America wants adults in Congress — instead, we have Harry Reid

In January 2011, Senate Majority Leader Harry Reid (D-NV) declared that Social Security is in fine shape. A few days past 18 months later, and with disturbing new information about the truly bleak future of Social Security, Reid has not publicly adjusted his statement, nor do I expect he plans to.
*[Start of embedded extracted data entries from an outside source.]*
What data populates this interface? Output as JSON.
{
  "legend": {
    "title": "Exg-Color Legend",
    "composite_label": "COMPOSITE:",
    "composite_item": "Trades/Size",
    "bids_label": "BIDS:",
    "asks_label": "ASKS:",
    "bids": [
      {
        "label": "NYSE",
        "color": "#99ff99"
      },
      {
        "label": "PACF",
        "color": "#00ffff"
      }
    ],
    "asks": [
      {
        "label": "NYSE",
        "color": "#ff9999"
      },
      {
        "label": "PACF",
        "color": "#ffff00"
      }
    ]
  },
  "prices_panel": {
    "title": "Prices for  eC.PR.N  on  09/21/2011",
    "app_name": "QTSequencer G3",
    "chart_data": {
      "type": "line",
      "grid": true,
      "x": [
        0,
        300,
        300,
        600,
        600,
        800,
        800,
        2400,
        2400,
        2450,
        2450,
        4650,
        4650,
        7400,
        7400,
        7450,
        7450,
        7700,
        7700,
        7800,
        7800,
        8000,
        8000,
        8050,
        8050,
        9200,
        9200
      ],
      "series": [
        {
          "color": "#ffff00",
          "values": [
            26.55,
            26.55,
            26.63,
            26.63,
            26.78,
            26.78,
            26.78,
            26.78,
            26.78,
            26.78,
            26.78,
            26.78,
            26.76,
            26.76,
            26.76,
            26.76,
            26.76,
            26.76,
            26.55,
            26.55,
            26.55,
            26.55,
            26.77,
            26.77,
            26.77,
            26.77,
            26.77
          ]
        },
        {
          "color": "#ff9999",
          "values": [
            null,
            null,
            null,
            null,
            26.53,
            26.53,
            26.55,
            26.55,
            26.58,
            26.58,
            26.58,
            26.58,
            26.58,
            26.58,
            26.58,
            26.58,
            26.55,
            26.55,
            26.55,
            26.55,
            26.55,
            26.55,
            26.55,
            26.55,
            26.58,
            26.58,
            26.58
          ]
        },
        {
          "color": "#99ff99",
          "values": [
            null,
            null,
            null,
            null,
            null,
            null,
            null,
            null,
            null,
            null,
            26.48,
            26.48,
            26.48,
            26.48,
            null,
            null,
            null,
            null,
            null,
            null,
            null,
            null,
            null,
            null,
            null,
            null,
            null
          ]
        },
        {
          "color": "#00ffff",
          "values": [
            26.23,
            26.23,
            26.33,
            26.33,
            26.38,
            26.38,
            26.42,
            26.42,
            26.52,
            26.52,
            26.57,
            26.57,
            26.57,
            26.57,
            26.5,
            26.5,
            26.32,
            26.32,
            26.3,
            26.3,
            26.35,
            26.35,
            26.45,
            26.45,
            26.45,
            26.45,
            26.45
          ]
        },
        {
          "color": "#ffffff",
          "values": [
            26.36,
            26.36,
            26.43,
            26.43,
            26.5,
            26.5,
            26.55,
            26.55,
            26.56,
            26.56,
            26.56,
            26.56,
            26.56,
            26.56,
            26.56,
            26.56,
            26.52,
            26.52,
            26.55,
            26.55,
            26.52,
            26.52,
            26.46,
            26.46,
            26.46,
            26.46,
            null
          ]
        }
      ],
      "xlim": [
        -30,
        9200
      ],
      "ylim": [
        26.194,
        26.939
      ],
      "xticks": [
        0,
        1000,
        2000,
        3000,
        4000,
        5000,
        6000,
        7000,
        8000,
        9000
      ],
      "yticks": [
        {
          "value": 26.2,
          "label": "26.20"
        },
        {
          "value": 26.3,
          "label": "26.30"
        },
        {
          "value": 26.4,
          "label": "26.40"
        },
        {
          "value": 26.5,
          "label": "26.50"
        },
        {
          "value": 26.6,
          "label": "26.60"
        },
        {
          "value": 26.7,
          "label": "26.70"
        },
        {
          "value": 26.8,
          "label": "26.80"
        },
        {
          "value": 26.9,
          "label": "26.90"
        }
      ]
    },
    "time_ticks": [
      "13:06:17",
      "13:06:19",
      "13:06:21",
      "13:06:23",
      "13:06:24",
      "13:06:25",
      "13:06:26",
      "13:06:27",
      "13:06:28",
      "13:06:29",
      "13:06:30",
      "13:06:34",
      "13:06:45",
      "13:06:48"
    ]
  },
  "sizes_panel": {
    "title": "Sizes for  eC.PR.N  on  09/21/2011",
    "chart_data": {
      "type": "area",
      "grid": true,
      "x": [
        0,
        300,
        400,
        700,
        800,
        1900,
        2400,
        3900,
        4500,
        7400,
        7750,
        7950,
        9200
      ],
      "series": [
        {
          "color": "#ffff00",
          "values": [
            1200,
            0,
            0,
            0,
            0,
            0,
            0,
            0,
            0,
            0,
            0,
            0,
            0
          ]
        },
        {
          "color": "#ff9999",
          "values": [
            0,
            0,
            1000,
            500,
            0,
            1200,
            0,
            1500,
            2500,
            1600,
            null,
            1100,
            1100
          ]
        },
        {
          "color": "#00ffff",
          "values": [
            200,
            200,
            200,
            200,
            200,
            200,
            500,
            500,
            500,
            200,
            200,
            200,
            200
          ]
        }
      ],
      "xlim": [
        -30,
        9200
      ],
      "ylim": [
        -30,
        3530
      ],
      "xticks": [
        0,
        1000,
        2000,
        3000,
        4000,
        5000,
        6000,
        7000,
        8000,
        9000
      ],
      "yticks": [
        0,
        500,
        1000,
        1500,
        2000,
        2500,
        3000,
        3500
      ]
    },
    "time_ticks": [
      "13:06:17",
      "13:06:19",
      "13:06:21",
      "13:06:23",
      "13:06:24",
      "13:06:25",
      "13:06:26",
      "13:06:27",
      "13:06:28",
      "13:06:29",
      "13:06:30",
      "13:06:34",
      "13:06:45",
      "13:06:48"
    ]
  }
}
This is not the only area where Reid has been complicit in an abdication of duty, however — on Tuesday National Journal reported that the nation’s top Senator is going to kick the can down the road again when it comes to his duty to pass a budget.

Reid’s stated reason for not passing a budget is that the House Republicans want to spend $19 billion less than the Budget Control Act dictated could happen in Fiscal Year 2013. However, since Reid has not passed a budget through the Senate in nearly 1,200 days — including one year when Democrats had a nearly filibuster-proof margin of votes in the Senate and a complicit Pelosi-led House — this reason is suspect at best.

There at least three other reasons Reid’s statement should be taken with a grain of salt. First, disagreements between the chambers are normal. Typically, the Senate passes legislation that is different than House legislation. Then a conference committee is put together, and differences are hashed out. A compromise bill then comes back to both chambers for an up-or-down vote. This just happened with the transportation/student loan/flood insurance law, for example.

Second, Reid could easily pass legislation through the Senate and put political pressure on House Republicans to raise their spending cap. It only takes 51 votes in the Senate to pass a budget, after all, and we all know much of the media would use the Senate’s bill as an opportunity to hammer Republicans as intransigent. Clearly, Reid has decided inaction will lose Democrats fewer seats in the fall than pro-active action — in other words, doing his job would entail more political risk, so he is going to abdicate his responsibilities. (This strategy worked so well for Reid in 2010, didn’t it?)

Third, $19 billion just isn’t very much money in the grand scheme of things. It’s one-half of one-percent of the 2012 budget, for example. It’s less than 1.5% of this year’s expected deficit. Essentially, it’s a rounding error, a drop in the bucket, whatever you want to call it, as compared to our massive national debt — about one-eighth of one percent. And yet Reid is willing to force another embarrassing debate over whether we want this year’s deficit to be gigantic and unsustainable or merely gigantic and unsustainable.

Last year, Senator Tom Coburn (R-OK) said Congress should be in jail for not passing a budget within the time constraints of the law. While that is unlikely to take place, the fact is Senator Reid is purposely flouting public law, laws that he is supposed to uphold, especially since they specifically apply to his chamber. It is disappointing to see he is really going to go through with this irresponsible method of funding the federal government of the United States.